In Olsen’s trial, the judge overruled the First Amendment defense. How can you say that the First Amendment is not applicable to a trial in the USA? What he did is political expression, exactly.

What happened to him was somewhat similar to our situation. The whole town of San Diego rose up and defended Jeff. This skinny loner. There was such a rush of support that the city attorney said, “Under the law, this was graffiti. It should have been prosecuted, but we respect the community response.”

Q. But in your case the public may have defended you, but the Assistant DA said that they were lowering the charges because they had watched the surveillance tape again and decided that it looked more like a music number than a riot.

A. We think they may never have actually sat down and watched it before then. The video’s clear — our faces aren’t covered.

Q. Did you design the frog heads not to cover your faces specifically for that reason?

A. Absolutely. You can’t walk into a bank with your face covered.
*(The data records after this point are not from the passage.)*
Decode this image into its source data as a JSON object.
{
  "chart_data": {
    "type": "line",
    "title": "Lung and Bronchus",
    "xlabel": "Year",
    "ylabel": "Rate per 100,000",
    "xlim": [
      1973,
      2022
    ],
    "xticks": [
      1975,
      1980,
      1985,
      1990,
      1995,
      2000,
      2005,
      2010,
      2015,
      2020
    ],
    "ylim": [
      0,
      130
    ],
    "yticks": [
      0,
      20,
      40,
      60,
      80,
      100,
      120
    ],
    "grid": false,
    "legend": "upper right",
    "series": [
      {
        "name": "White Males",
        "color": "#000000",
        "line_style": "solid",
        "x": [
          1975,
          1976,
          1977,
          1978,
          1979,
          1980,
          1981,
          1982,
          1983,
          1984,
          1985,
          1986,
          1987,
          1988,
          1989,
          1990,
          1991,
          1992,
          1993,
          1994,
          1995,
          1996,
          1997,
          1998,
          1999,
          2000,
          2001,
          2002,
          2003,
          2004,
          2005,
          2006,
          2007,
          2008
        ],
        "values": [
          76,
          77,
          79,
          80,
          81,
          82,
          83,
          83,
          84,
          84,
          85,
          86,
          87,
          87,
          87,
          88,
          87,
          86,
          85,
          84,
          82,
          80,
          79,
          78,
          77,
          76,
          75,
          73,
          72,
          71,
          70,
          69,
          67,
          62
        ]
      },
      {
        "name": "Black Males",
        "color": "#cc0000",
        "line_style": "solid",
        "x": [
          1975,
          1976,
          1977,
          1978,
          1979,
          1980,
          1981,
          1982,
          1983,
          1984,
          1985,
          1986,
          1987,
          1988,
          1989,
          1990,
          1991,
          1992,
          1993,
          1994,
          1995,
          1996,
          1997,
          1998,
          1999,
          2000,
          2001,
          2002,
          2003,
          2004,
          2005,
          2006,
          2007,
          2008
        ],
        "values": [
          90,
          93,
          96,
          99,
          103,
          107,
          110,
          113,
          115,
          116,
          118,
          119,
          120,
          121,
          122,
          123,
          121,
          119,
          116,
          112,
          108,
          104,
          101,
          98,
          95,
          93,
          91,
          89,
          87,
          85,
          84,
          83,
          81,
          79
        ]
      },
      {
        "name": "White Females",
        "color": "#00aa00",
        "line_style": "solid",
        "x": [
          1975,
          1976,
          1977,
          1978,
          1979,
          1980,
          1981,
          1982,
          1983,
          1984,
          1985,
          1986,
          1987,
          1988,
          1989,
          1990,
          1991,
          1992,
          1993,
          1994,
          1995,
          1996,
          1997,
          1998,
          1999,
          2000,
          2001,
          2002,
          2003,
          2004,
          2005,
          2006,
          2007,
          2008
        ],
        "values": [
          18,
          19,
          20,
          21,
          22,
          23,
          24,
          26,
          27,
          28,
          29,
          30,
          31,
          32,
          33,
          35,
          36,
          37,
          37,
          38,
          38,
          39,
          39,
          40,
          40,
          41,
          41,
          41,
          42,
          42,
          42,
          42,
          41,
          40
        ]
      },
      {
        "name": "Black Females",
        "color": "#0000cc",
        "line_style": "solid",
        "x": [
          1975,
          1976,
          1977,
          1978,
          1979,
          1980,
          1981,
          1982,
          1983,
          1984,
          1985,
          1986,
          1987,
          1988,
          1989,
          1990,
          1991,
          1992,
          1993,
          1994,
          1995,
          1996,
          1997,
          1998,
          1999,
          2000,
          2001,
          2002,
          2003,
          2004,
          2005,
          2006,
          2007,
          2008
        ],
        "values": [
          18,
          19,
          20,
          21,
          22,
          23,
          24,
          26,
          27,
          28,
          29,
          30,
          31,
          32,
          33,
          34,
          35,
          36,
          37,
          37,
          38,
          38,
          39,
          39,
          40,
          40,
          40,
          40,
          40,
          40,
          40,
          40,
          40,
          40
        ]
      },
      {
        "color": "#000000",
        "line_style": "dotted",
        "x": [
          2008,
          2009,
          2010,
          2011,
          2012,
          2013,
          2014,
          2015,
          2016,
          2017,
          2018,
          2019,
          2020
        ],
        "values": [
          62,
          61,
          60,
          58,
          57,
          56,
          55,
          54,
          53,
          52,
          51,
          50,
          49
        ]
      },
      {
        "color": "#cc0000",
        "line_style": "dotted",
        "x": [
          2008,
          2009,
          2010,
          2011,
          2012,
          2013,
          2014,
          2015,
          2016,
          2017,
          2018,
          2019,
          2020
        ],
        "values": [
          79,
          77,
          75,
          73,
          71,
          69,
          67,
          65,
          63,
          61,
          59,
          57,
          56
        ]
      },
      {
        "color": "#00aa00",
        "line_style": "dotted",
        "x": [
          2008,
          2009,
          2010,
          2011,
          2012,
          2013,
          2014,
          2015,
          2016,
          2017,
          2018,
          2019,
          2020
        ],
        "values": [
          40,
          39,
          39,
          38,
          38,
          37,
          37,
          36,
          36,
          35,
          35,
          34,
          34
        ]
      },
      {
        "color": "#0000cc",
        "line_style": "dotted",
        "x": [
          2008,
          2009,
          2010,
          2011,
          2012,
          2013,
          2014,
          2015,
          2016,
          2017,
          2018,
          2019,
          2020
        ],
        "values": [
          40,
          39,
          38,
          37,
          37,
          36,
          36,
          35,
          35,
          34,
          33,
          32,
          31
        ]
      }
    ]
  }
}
In New York City, you can’t even have your face covered in a public space.

It’s all a mystery why they changed their minds. We don’t get to know.

Q. There was a change of administration.

A. There was a change of administration, but the District Attorney — supposedly there’s a firewall between him and the city government.

Q. What’s next? Other than your trial, I mean.

A. Our new performance is Honeybeelujah. We’re making hundreds and hundreds of bees. The toad was our spirit animal. Now it’s the bee.

In all of these other cases across the country, I feel tremendous camaraderie with these people. And it is because of the risk of arrest. This is not signing an electronic petition… It’s becoming a fetish for Big Oil and feeling the force of it mobilize against you.  Walking into the force of that response is making a new climate movement.

The average American hasn’t connected banks with climate change. We have to risk life and limb for the earth. Every movement that made change in this culture has had people putting themselves into this kind of danger.

It’s an exciting time. A scary time.